«SYRIZA N.2» e il nuovo intento di ingannare il popolo.

29 agosto 2015 di

L’antico filosofo Eraclito diceva che “Non si può entrare due volte nello stesso fiume”, ma alcuni greci oggi sembrano ignorare questo detto. Si tratta delle forze politiche che recentemente si sono staccate da SYRIZA e hanno annunciato la creazione di un nuovo partito, ”Unità Popolare” (UP). Il Segretario Generale del Comitato Centrale del KKE, Dimitris Koutsoumpas, in riferimento a questo sviluppo, ha sottolineato che “lo stesso scenario non deve esser ripetuto a spese del popolo. In ogni caso, il seguito è solitamente peggiore della pellicola originale”.

Il sistema ha usato la sua “riserva di sinistra”

Per comprendere gli ultimi sviluppi politici in Grecia, vale la pena ricordare alcuni fatti sulla storia di SYRIZA. SYRIZA è stata costituita come unione di distinti gruppi opportunisti, con SYNASPISMOS (SYN) come nucleo fondamentale, ossia le forze che lasciarono il KKE negli anni ’90, influenzati dalle idee di Gorbaciov, dopo che avevano cercato, senza successo, di socialdemocratizzare e auto-liquidare organizzativamente il KKE. A queste forze si aggiungessero quelle forze che in precedenza, nel 1968, avevano lasciato il KKE, sotto l’influenza della corrente opportunista eurocomunista.

Il programma di SYN è sempre stato un programma di gestione socialdemocratica, tramite riforme.
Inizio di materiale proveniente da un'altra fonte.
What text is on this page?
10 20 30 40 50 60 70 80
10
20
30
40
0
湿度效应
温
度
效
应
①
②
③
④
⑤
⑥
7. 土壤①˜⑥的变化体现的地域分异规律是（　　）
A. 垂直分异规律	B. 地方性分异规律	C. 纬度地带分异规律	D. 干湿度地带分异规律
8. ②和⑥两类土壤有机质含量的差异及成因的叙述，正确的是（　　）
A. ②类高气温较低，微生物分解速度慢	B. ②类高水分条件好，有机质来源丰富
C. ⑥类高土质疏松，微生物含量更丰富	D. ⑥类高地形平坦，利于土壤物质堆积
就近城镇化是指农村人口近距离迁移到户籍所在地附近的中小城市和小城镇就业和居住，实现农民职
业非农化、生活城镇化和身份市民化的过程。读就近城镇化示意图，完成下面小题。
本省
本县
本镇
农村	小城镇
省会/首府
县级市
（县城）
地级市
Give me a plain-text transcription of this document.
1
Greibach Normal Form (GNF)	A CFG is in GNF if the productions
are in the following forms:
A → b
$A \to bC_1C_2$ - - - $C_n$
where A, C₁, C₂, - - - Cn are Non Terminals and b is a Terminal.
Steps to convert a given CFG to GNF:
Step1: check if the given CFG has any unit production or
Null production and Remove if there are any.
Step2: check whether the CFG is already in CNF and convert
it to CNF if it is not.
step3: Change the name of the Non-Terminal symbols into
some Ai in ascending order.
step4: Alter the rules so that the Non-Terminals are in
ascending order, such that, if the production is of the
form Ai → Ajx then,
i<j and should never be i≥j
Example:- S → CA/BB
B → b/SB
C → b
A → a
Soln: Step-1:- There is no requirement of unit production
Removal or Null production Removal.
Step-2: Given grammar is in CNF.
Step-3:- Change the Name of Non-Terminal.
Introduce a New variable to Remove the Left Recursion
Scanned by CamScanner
Dai primi anni del 2000 in poi, soprattutto dopo l’incorporazione di vari gruppi (trotskisti, maoisti, ecc.) e la trasformazione di SYN in SYRIZA, questo programma socialdemocratico è stato abilmente racchiuso in un involucro “radicale”, “antisistema”, “di movimento”. Cosa che è stata rafforzata dopo il 2010, con lo scoppio della crisi economica capitalista. La firma degli accordi antipopolari (memorandum) dei governi del PASOK e ND con le organizzazioni imperialiste (UE, FMI, BCE), accompagnate da dure misure antipopolari, ha portato all’adozione della torbida linea “anti-memorandum” da parte di SYRIZA. Allo stesso tempo, il rapido crollo del partito socialdemocratico PASOK ha portato all’assorbimento di molti quadri di questo partito da parte di SYRIZA. Il falso dilemma “memorandum-antimemorandum” ha dato a SYRIZA la possibilità di dirottare le idee, per ingannare le forze popolari, promettendo che si può avere un sollevio per il popolo dalle dure misure antioperaie dentro il quadro dell’UE, del percorso di sviluppo capitalistico, promuovendo la domanda per la riduzione di parte del debito pubblico, accettando quindi in sostaza che il debito creato dai governi della plutocrazia debba essere pagato dal popolo.

Nel contesto della ricomposizione dello scenario politico nel 2012, SYRIZA è stata sostenuta da una parte della borghesia e ha incrementato enormemente la sua forza elettorale, riuscendo a vincere le elezioni di gennaio 2015. Ha formato un governo con un altro partito, ANEL, il cui nucleo di base proviene dal partito conservatore di ND e ha tendenze nazionaliste.

Dopo sei mesi di governo di SYRIZA-ANEL, il popolo greco si trova di fronte a un 3° memorandum, che include nuove misure antioperaie-antipopolari.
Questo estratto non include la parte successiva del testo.